On Wednesday, the former chief executive of crypto exchange FTX, Sam Bankman-Fried admitted that as the company grew into a $32 billion giant, it had become ‘careless’ and ‘overconfident’.
He tweeted on Wednesday that FTX had become the rising star of Silicon Valley and his face was plastered on every magazine cover.
Bankman-Fried speaks
The founder of the FTX crypto empire commented days after the crypto exchange and its 134 affiliates declared bankruptcy and filed for protection, putting an end to a chaotic week.
With rival Binance backing out of its deal to purchase the company, customers had begun making huge withdrawals on FTX that put the company into a liquidity crisis.
Bankman-Fried tweeted on Wednesday that there had been problems within the company and they were bigger than he had realized.
He went on to say that he believed that the leverage that FTX had built up was close to $5 billion when it had been $13 billion in reality.
On Tuesday, the bankruptcy filing was updated to disclose that the crypto exchange may have more than 1 million creditors.
This hints at the massive impact that the company’s collapse would have on crypto traders and the market in general.
The events
As mentioned earlier, almost 134 companies affiliated with FTX are also included in the bankruptcy proceedings, which include the crypto trading firm Alameda Research and the American arm of the exchange named FTX US.
The day bankruptcy was filed, Bankman-Fried also stepped down from his position as CEO, handing over the reins to John J. Ray III, but he would assist with the transition.
Two days before filing for bankruptcy, SBF had claimed that everything was ‘fine’ even though they had been facing a liquidity crunch.
Since then, he has claimed in his tweets that he is working on recovering its customers’ deposits. He has been posting controversial and cryptic tweets on a regular basis.
New CEO
This does not seem to sit well with the new CEO of the now-defunct crypto exchange, as he took to Twitter to distance the company from its founder and one-time poster child.
John J. Ray used the official Twitter account of the company to emphasize that leadership had now changed hands.
It is apparent that Ray does not support what the former CEO is doing because his tweets are only throwing Crypto Twitter into more turmoil.
The new chief executive said that Sam Bankman-Fried was no longer associated with FTX or any of its affiliates or subsidiaries, so he was not saying anything on their behalf.

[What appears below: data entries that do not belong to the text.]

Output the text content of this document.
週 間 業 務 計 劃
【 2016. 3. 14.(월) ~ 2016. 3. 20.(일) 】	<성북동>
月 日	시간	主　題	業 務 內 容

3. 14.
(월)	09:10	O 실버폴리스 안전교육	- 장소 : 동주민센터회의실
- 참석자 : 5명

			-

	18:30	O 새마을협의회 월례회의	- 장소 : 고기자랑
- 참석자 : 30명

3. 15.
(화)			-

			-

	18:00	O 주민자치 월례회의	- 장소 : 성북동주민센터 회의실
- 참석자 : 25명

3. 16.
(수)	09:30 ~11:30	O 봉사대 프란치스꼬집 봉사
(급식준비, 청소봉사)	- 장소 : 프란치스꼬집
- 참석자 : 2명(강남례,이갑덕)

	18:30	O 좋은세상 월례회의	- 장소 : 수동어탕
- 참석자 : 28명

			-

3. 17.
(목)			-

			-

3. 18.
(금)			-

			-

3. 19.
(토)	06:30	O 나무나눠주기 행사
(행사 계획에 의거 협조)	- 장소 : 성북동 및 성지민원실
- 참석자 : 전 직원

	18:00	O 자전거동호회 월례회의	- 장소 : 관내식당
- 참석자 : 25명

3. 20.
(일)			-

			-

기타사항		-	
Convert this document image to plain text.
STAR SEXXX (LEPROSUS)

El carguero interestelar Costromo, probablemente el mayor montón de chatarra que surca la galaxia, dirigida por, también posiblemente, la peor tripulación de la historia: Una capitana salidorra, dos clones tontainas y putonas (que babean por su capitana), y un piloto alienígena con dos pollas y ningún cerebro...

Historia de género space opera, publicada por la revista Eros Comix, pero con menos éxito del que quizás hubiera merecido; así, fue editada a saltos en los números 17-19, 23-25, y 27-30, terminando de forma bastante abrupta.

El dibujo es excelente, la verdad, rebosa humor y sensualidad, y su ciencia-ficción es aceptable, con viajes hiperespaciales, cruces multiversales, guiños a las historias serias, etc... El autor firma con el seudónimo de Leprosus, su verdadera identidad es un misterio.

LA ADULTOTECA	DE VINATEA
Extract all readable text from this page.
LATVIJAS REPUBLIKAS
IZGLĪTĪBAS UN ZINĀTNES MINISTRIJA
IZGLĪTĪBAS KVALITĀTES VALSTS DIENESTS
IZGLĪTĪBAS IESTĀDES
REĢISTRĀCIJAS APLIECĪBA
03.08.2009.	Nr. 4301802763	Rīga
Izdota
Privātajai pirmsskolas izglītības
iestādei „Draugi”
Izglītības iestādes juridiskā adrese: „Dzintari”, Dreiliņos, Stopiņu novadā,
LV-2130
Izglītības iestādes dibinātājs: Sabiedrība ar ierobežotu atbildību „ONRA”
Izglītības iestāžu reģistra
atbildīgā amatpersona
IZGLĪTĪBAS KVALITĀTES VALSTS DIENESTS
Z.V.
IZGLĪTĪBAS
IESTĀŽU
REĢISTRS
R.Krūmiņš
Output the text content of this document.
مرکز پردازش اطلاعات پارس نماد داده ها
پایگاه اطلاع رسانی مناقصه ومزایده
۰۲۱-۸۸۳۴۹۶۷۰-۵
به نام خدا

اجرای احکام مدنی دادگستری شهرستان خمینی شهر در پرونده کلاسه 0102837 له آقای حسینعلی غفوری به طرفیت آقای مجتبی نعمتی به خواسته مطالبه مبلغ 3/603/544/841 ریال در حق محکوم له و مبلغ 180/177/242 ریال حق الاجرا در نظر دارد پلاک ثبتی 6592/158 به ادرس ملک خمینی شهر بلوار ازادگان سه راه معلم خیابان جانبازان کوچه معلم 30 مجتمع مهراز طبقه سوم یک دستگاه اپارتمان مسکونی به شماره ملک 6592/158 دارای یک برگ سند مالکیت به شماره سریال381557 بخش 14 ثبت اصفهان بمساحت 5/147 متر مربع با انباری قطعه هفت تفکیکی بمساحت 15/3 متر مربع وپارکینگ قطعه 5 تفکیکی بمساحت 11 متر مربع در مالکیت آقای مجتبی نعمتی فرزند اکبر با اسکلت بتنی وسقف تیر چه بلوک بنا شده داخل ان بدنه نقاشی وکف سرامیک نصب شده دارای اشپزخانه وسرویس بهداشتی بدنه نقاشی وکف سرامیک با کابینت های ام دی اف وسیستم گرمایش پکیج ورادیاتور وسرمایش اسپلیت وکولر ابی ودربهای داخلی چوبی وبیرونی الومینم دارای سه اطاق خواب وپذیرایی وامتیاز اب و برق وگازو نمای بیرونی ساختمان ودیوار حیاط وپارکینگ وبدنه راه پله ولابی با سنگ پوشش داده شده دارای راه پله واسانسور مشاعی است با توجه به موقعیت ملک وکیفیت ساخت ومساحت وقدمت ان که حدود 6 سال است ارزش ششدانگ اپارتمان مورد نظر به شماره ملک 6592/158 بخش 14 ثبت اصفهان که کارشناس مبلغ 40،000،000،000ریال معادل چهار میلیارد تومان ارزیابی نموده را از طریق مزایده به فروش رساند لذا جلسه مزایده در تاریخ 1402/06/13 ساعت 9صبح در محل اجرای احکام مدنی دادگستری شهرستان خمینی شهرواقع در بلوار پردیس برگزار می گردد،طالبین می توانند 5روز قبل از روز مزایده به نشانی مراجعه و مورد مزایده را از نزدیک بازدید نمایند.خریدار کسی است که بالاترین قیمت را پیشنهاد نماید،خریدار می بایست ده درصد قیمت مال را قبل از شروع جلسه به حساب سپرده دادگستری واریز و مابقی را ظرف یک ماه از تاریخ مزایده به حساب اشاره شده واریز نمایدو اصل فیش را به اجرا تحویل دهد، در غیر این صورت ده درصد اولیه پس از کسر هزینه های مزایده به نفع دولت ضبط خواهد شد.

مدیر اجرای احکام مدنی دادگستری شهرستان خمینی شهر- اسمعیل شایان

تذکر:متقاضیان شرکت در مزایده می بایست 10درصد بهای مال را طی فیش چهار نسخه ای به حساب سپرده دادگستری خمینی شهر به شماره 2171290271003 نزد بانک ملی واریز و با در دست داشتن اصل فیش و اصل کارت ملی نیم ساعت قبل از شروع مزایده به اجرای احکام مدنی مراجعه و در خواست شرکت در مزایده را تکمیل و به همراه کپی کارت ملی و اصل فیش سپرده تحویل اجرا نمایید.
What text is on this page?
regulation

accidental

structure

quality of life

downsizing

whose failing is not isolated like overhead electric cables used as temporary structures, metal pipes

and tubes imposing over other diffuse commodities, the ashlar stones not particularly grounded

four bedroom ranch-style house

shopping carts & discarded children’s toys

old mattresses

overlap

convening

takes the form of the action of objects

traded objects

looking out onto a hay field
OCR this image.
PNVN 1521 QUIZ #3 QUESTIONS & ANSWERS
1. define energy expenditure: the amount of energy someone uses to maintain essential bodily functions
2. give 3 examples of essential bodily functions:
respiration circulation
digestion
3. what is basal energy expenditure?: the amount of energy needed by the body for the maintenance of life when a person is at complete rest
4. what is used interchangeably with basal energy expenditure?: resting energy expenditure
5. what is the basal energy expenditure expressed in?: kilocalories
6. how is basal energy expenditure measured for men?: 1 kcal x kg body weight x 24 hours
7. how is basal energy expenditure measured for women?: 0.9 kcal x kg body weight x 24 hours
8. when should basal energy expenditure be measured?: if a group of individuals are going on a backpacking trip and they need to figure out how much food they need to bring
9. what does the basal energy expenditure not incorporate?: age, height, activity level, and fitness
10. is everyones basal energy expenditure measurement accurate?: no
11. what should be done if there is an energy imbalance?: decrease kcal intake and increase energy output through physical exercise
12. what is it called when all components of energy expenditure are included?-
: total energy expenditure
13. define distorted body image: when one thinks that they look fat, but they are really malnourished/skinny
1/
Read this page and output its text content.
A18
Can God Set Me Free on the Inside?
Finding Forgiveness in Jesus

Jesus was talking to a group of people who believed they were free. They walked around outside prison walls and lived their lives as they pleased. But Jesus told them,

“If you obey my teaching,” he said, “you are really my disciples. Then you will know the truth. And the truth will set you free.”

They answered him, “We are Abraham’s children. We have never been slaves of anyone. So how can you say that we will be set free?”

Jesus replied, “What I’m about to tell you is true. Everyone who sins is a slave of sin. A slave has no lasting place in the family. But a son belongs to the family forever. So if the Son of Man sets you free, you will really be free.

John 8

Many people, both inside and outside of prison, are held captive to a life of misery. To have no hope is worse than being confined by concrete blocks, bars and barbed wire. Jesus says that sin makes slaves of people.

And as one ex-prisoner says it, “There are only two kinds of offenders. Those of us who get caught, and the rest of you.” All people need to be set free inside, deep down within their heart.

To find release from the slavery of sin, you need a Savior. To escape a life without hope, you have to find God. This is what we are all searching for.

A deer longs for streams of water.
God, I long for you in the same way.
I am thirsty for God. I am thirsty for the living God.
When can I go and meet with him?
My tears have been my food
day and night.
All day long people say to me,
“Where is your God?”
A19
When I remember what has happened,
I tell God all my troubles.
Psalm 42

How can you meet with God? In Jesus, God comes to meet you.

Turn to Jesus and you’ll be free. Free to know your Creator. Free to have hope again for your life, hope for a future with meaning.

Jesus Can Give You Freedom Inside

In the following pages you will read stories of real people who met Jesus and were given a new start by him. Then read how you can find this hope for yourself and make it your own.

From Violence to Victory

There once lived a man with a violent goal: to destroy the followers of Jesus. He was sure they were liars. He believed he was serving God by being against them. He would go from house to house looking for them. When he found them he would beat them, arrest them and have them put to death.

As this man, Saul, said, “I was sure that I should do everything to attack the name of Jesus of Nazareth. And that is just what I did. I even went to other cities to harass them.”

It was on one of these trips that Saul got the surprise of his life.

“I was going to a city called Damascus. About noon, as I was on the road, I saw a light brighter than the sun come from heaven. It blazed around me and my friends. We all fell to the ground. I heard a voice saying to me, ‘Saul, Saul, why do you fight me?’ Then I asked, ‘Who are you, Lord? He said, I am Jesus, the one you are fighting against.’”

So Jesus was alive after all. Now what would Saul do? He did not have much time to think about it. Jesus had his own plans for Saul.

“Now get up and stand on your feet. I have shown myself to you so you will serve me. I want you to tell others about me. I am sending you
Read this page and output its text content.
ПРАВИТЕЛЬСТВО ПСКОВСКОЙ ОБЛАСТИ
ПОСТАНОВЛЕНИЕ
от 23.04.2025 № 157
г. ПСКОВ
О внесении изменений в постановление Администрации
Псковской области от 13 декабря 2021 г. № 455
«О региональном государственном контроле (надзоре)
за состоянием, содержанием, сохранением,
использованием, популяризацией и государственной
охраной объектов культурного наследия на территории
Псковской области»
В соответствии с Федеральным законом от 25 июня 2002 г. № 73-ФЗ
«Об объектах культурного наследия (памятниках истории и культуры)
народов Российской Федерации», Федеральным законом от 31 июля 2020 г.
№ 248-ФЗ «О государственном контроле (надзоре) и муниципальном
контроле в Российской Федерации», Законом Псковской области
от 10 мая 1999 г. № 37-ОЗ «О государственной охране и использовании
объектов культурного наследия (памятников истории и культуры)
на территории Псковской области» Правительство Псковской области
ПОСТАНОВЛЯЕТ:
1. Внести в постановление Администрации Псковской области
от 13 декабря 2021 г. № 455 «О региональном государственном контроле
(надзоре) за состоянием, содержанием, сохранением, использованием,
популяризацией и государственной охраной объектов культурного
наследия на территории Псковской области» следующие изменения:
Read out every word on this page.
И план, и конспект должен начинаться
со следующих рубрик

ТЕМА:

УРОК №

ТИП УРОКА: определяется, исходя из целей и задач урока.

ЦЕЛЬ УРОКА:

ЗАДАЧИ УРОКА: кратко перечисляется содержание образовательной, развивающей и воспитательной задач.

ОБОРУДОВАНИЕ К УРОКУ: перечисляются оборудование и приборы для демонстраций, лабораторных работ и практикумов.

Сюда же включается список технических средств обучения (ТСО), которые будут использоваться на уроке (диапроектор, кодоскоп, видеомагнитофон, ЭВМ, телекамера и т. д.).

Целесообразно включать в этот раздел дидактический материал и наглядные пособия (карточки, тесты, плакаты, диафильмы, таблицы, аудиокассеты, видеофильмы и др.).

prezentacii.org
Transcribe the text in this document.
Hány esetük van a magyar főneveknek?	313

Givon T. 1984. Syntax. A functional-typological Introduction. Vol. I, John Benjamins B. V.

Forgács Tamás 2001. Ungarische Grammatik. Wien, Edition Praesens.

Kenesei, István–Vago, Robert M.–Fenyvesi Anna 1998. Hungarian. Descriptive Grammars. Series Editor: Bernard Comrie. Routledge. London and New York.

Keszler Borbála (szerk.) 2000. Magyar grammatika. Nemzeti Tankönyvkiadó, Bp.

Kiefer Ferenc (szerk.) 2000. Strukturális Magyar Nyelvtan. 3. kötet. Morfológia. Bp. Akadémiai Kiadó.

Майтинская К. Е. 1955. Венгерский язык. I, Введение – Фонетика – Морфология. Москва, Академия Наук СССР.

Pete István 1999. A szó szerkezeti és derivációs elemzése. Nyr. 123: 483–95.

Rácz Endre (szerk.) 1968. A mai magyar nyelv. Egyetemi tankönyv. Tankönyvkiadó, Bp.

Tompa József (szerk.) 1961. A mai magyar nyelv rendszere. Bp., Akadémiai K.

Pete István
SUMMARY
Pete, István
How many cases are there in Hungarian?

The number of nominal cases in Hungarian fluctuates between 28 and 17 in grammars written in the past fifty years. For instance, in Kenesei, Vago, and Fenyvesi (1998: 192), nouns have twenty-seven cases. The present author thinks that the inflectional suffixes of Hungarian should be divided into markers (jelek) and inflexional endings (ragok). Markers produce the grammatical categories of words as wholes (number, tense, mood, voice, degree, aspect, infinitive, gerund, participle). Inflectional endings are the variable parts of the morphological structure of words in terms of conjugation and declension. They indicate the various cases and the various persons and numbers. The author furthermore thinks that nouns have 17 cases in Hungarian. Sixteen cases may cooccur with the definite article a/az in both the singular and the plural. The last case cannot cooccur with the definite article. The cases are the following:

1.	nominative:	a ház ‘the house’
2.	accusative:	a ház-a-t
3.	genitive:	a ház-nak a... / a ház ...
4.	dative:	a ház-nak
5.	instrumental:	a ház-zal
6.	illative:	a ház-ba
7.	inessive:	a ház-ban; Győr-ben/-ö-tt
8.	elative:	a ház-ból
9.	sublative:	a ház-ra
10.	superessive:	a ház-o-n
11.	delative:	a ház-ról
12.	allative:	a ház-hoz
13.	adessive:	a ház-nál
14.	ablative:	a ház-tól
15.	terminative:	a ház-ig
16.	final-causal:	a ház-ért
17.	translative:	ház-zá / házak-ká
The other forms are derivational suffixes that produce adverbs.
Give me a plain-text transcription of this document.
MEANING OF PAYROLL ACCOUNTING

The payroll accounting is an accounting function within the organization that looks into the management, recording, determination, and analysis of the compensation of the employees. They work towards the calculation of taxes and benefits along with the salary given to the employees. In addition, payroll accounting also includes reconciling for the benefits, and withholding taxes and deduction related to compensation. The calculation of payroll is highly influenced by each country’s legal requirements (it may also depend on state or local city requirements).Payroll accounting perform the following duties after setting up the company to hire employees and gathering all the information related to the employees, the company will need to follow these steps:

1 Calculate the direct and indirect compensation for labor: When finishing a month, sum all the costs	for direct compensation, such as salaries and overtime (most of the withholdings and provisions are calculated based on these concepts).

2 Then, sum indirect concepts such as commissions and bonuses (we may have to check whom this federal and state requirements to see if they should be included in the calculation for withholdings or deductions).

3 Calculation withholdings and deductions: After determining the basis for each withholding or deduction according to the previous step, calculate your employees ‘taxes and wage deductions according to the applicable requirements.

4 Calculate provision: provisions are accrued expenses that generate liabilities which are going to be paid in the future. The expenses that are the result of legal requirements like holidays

John Ray is an attorney and he is quite familiar with the bankruptcy process that FTX is facing right now, given that he had been involved in similar ones when Enron Corp collapsed.
SBF’s tweets and messages have outraged participants in the crypto industry because they show that he did indeed hoodwink millions of people who are now suffering from his company’s unraveling.
Similar to Terra, the FTX downfall seems to have brought about another crypto contagion with many companies struggling.